Jamais Alger ne fut aussi belle et rayonnante
Nous dansions, nous jubilions, nous nous embrassions
Les youyous de nos mères, de nos femmes, de nos sœurs
Fusaient de partout et illuminaient l’horizon
En ce juillet 62, ce vibrant « Tahia Al Jazaïr » enveloppa le pays
Et enflamma tout un peuple
Porté par l’espoir que la culture coloniale est sortie
de l’Algérie pour toujours…..
Hélas, cette liesse populaire ne fut qu’une éclaircie
La nuit coloniale de nouveau s’abattit sur l’Algérie
Les faux frères venus des deux côtés de la frontière
En vainqueurs, marchèrent sur Alger la meurtrie
L’Armée des Frontières et à leur tête l’Imposteur
en dominateurs perpétuèrent l’esprit colonial
De la culture coloniale à la culture militaire
De l’indigène au domestique
Le peuple n’est pas le Maître chez lui
L’Algérien, comme hier, face à la même situation
N’a le choix qu’entre la soumission ou la révolte
Elève de l’Armée d’Afrique, l’Armée des Frontières
Liquide, torture, emprisonne, interne, intimide, menace, injurie et bâillonne
En guerre dès son règne contre l’histoire et la mémoire
Et aujourd’hui, plus qu’en 65, pour asseoir sa fausse légitimité
Dans une lutte où se joue sa survie
La chasse à mort contre la parole libre, juste et courageuse
A l’Algérien de se lamenter, de pleurer, de quémander ses Maîtres les Bourreaux
D’implorer le ciel ou de prendre la mer
Tout sauf le droit à la parole, à la contestation organisée…

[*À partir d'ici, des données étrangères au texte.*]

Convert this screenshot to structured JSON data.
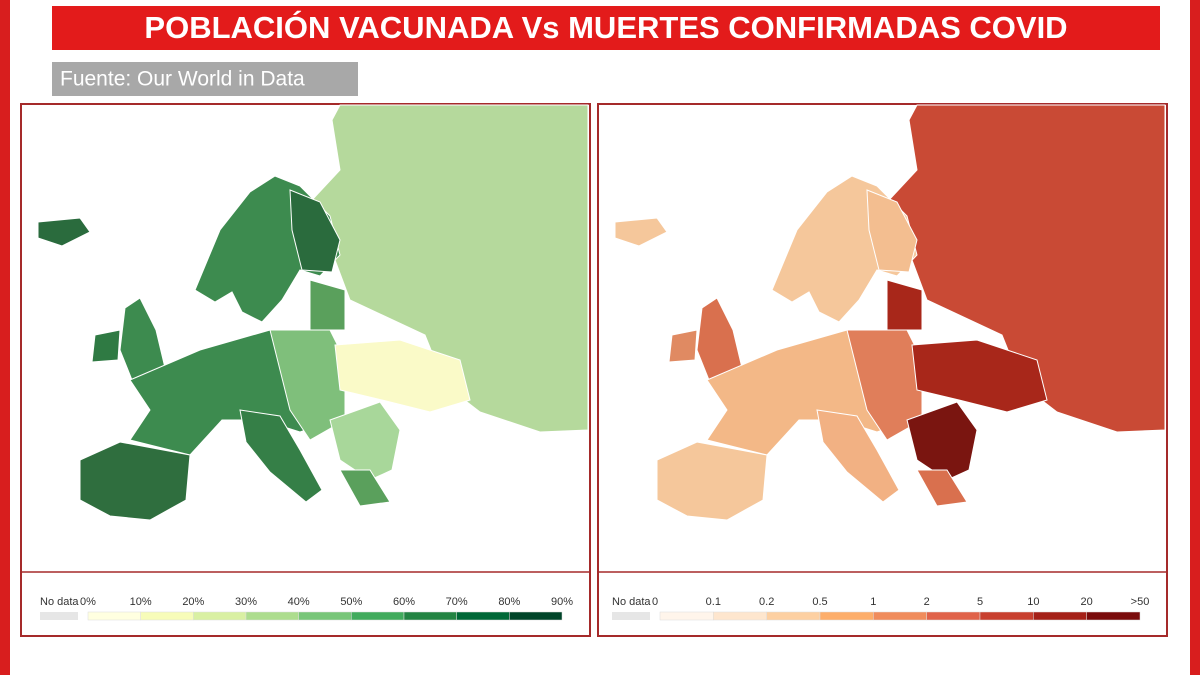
{
  "header": {
    "title": "POBLACIÓN VACUNADA Vs MUERTES CONFIRMADAS COVID",
    "source": "Fuente: Our World in Data"
  },
  "maps": [
    {
      "legend": {
        "no_data": "No data",
        "labels": [
          "0%",
          "10%",
          "20%",
          "30%",
          "40%",
          "50%",
          "60%",
          "70%",
          "80%",
          "90%"
        ]
      }
    },
    {
      "legend": {
        "no_data": "No data",
        "labels": [
          "0",
          "0.1",
          "0.2",
          "0.5",
          "1",
          "2",
          "5",
          "10",
          "20",
          ">50"
        ]
      }
    }
  ]
}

Pour sa survie, plus que la politique de la terre brûlée
C’est l’idée même de l’Algérie qui est menacée de disparaître
A toi peuple du 22 février qu’incombe la mission
de libérer l’Algérien de cette culture qui l’opprime et le méprise
De grâce n’écoutez point ceux qui ont servi dans l’Armée de l’Imposteur
Et même ceux qui ont gouverné avec et au nom de l’Imposteur
Les deux ont perdu leur virginité pour s’adresser au Peuple
Nous avons admis que le 1 er Novembre fût l’acte de notre Naissance
Et refusé de voir qu’en ce jour est né aussi les clans et la lutte pour le pouvoir
Nous avons sacralisé le 1er Novembre et l’Imposteur
Pour récolter l’injustice, la pauvreté, le mépris, l’exil et la terreur
Ce sept mars 2019, de mes propres yeux vu, de mes propres oreilles entendu
naître, face à la faillite d’une classe politique affaissée, le fils du peuple
Accepteriez vous que la grandeur de l’Algérien soit réduite à l’éternel « Meskine »

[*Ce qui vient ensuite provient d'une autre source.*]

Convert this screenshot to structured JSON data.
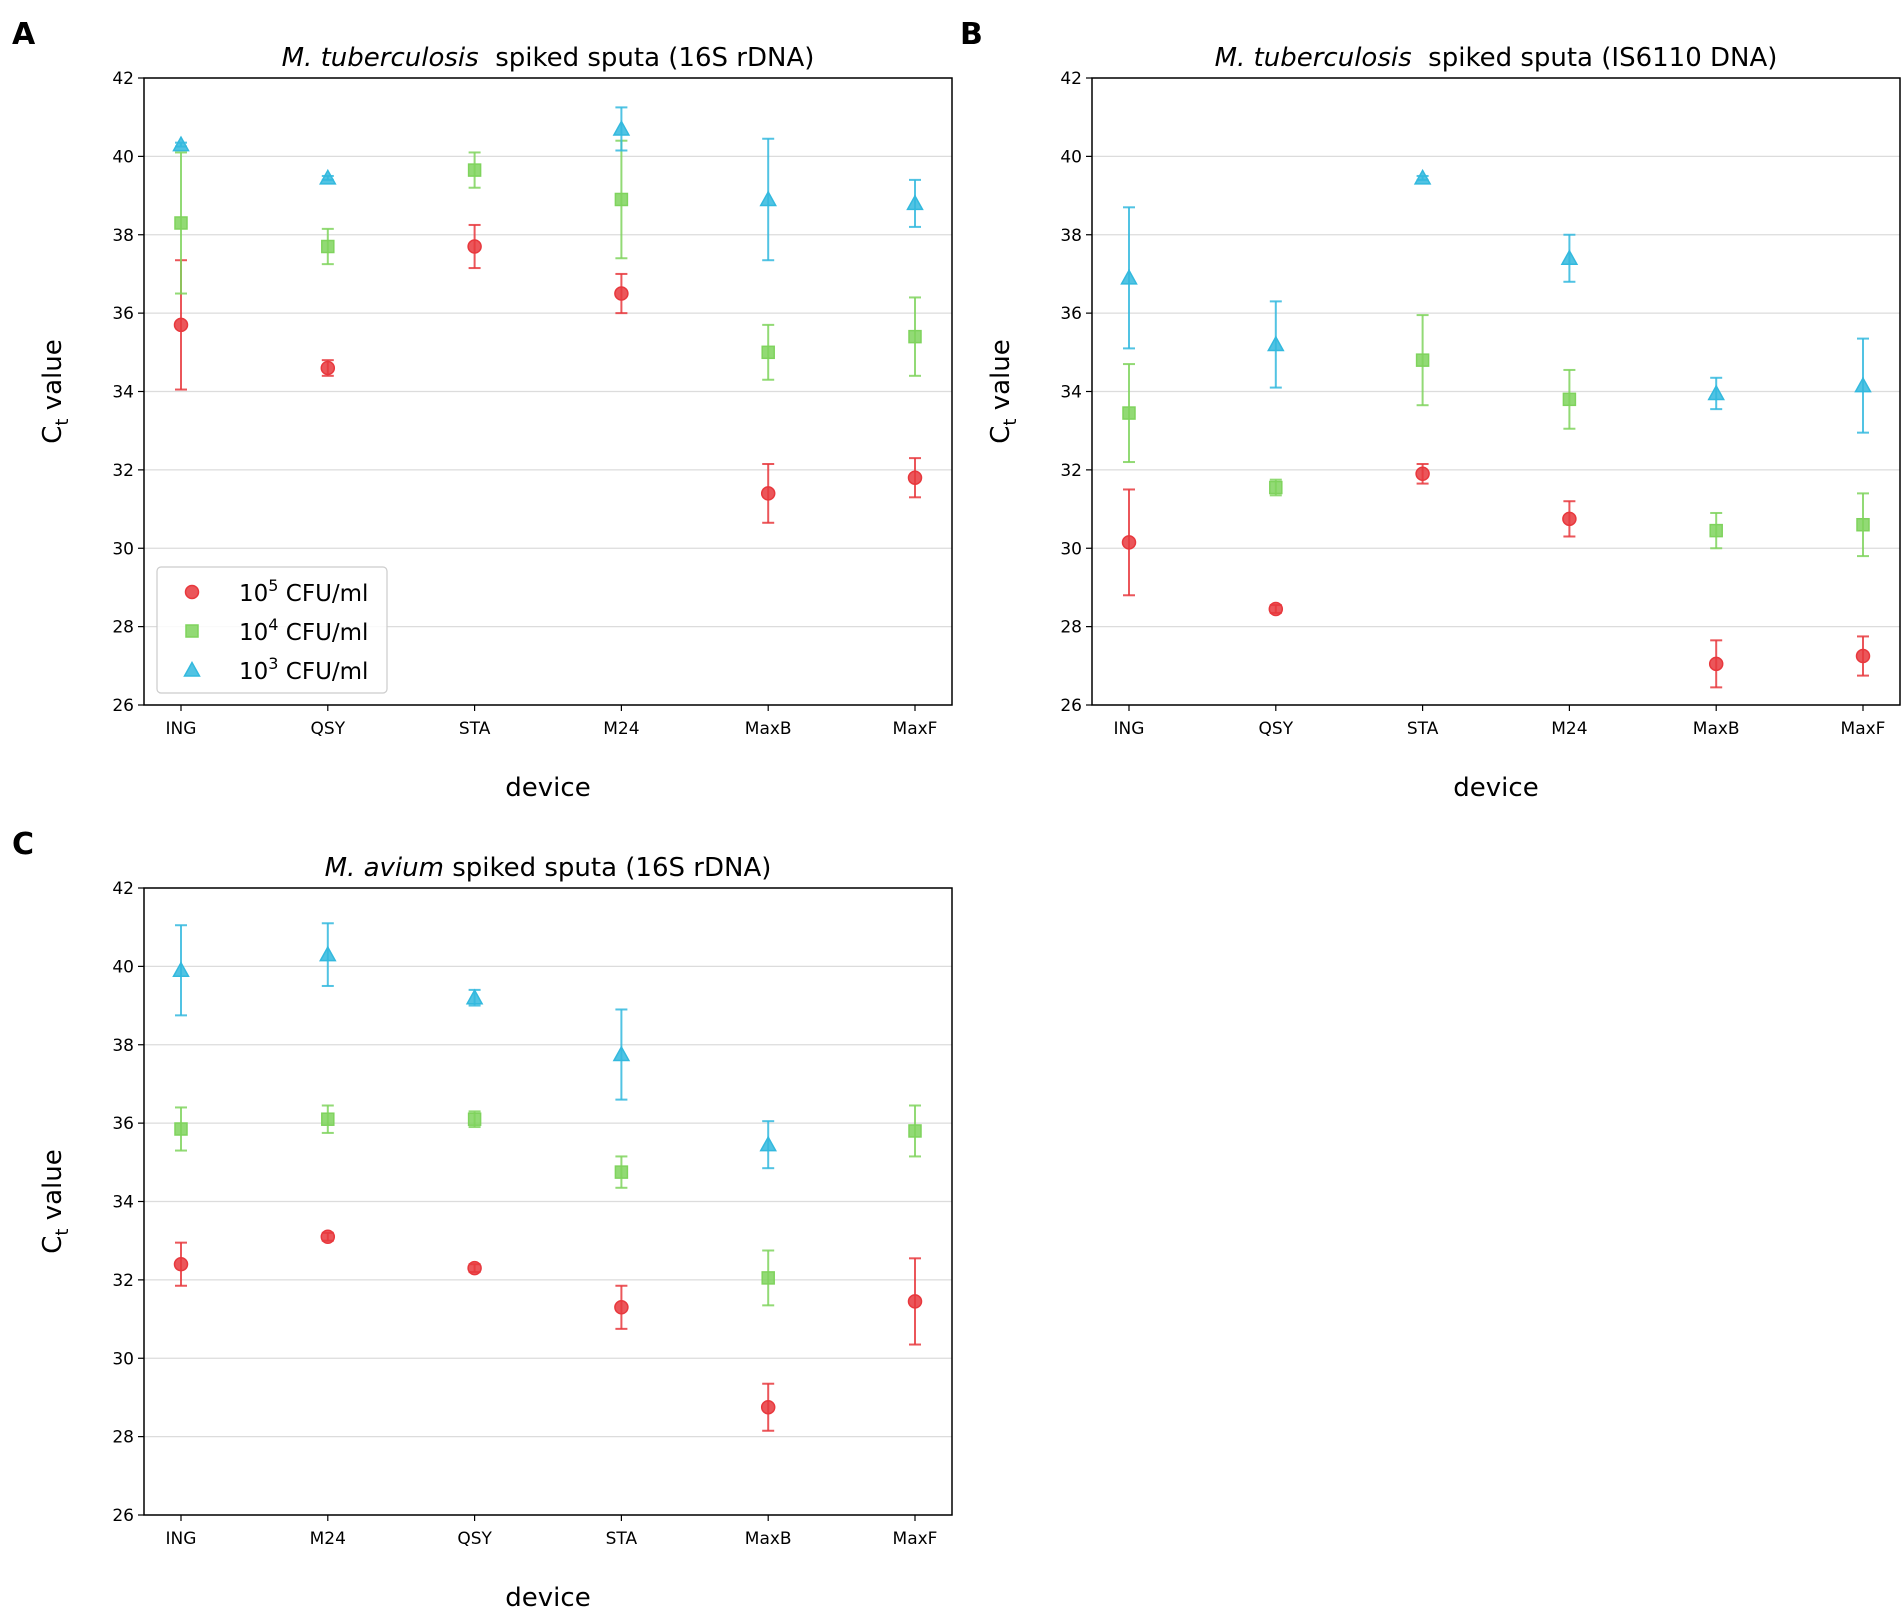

Accepteriez vous que cette jeunesse au lieu d’affronter son destin meurt en mer ?
Peuple de 22 février ! N’abdiquez pas ! Ne jetez pas l’éponge !

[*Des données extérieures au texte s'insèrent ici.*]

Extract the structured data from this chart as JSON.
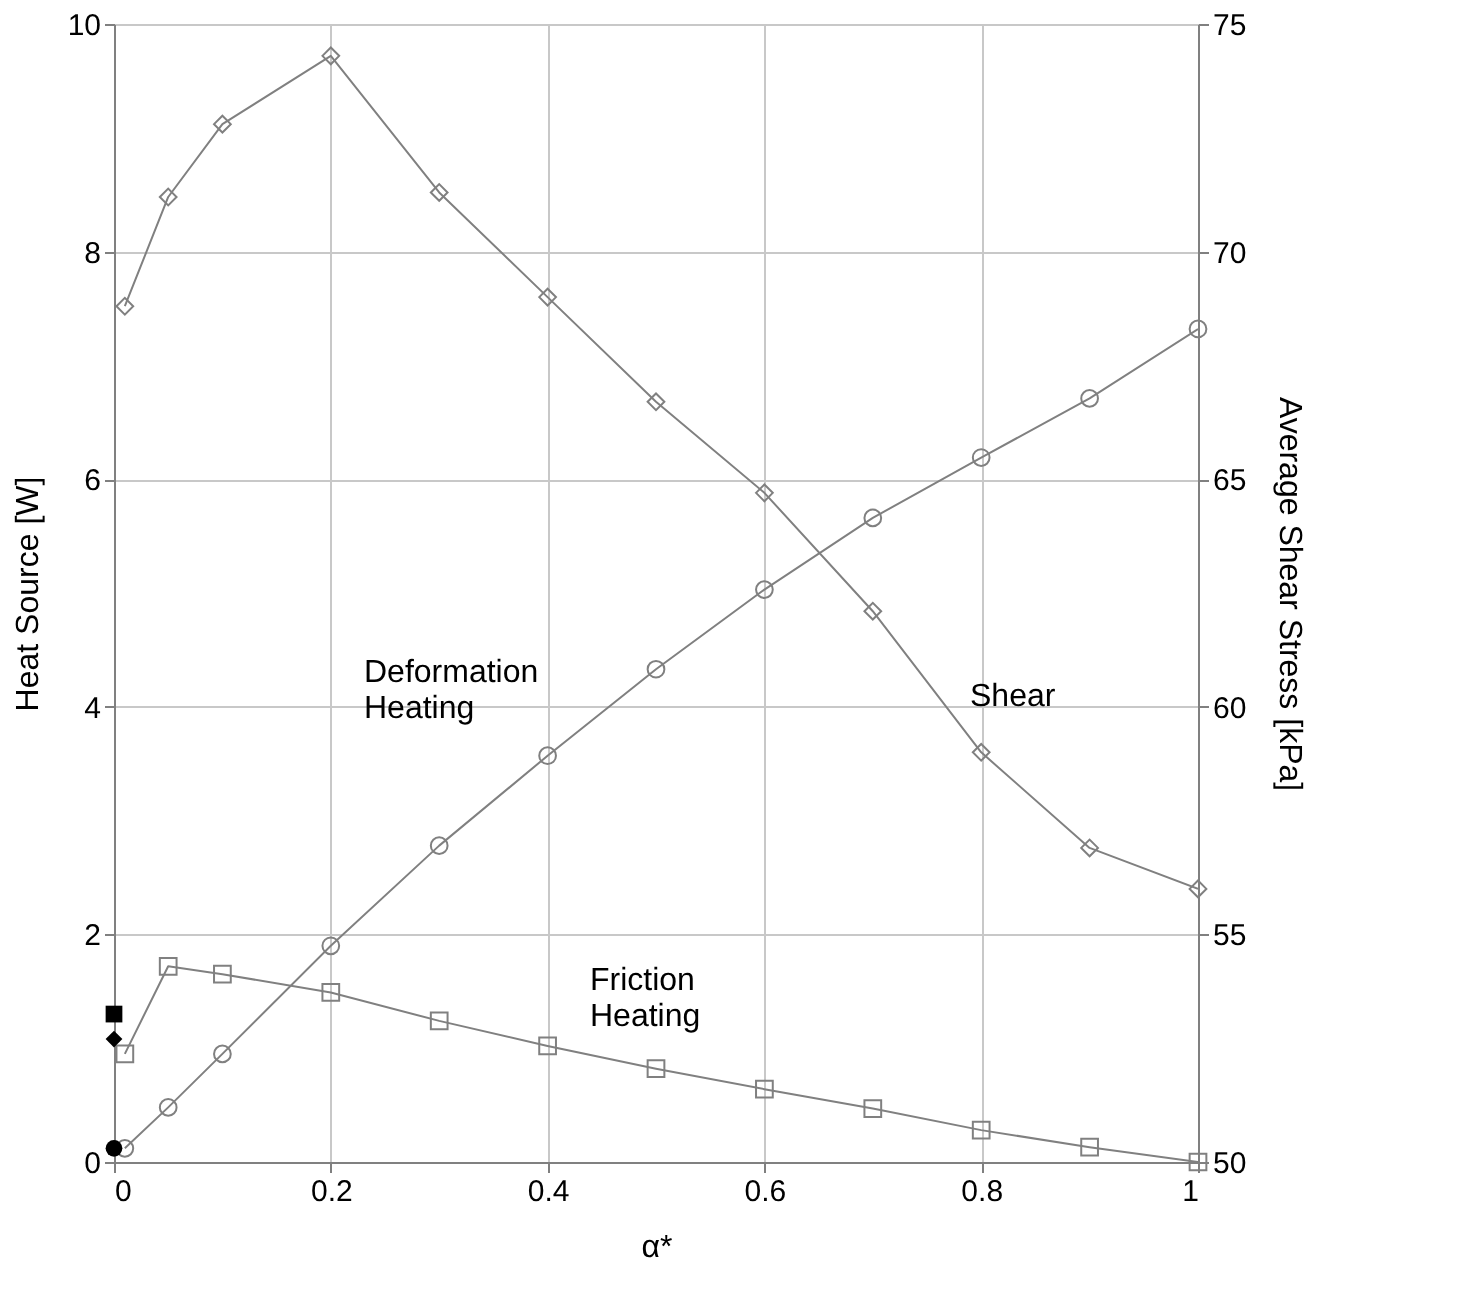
{
  "chart_data": {
    "type": "line",
    "xlabel": "α*",
    "ylabel": "Heat Source [W]",
    "y2label": "Average Shear Stress [kPa]",
    "xlim": [
      0,
      1
    ],
    "xticks": [
      0,
      0.2,
      0.4,
      0.6,
      0.8,
      1
    ],
    "ylim": [
      0,
      10
    ],
    "yticks": [
      0,
      2,
      4,
      6,
      8,
      10
    ],
    "y2lim": [
      50,
      75
    ],
    "y2ticks": [
      50,
      55,
      60,
      65,
      70,
      75
    ],
    "grid": true,
    "series": [
      {
        "name": "Deformation\nHeating",
        "marker": "circle",
        "color": "#808080",
        "x": [
          0.01,
          0.05,
          0.1,
          0.2,
          0.3,
          0.4,
          0.5,
          0.6,
          0.7,
          0.8,
          0.9,
          1.0
        ],
        "values": [
          0.12,
          0.48,
          0.95,
          1.9,
          2.78,
          3.57,
          4.33,
          5.03,
          5.66,
          6.19,
          6.71,
          7.32
        ]
      },
      {
        "name": "Friction\nHeating",
        "marker": "square",
        "color": "#808080",
        "x": [
          0.01,
          0.05,
          0.1,
          0.2,
          0.3,
          0.4,
          0.5,
          0.6,
          0.7,
          0.8,
          0.9,
          1.0
        ],
        "values": [
          0.95,
          1.72,
          1.65,
          1.49,
          1.24,
          1.02,
          0.82,
          0.64,
          0.47,
          0.28,
          0.13,
          0.0
        ]
      },
      {
        "name": "Shear",
        "marker": "diamond",
        "color": "#808080",
        "axis": "y2",
        "x": [
          0.01,
          0.05,
          0.1,
          0.2,
          0.3,
          0.4,
          0.5,
          0.6,
          0.7,
          0.8,
          0.9,
          1.0
        ],
        "values": [
          68.8,
          71.2,
          72.8,
          74.3,
          71.3,
          69.0,
          66.7,
          64.7,
          62.1,
          59.0,
          56.9,
          56.0
        ]
      },
      {
        "type": "scatter",
        "marker": "circle",
        "color": "#000000",
        "x": [
          0
        ],
        "values": [
          0.12
        ]
      },
      {
        "type": "scatter",
        "marker": "square",
        "color": "#000000",
        "x": [
          0
        ],
        "values": [
          1.3
        ]
      },
      {
        "type": "scatter",
        "marker": "diamond",
        "color": "#000000",
        "x": [
          0
        ],
        "values": [
          1.08
        ]
      }
    ]
  }
}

Vous êtes le contre exemple de Chadli et de Zeroual
Votre honneur est de vivre et de mourir dignement
Le rêve d’une vie ailleurs n’est qu’une chimère
Qui se brisera dans la mer ou dans la froideur européenne
Vous êtes les dépositaires d’un grand rêve
Dont le commencement fût Abdelkader
Repris par Messali dans l’Etoile Nord Africaine
Peuple de 22 février, vous êtes notre promesse
Les véritables héritiers de ce grand rêve
Il n’y a pas de troisième voie
Entre la domesticité et la liberté.
Je me suis permis de m’adresser à vous, Génération du 22 février, sur un mode testamentaire car mon âge ainsi que ma vie m’autorisent à le faire. La cause du Peuple m’habite et me dévore. J’appartiens à une génération qui se sent trahie. On nous a vendu un rêve et on nous a si gonflé dans les années 70 que nous avions cultivé une illusoire grandeur qui a fini par nous perdre. Cette fausse grandeur n’avait pour contrepartie politique que la domestication du peuple. L’Armée des frontières possédée par l’amour du pouvoir a phagocyté l’Algérien et désertifié l’Algérie. L’horizon en Algérie n’est possible que si on extirpe de l’espace politique et sociétal le poison de la culture militaire.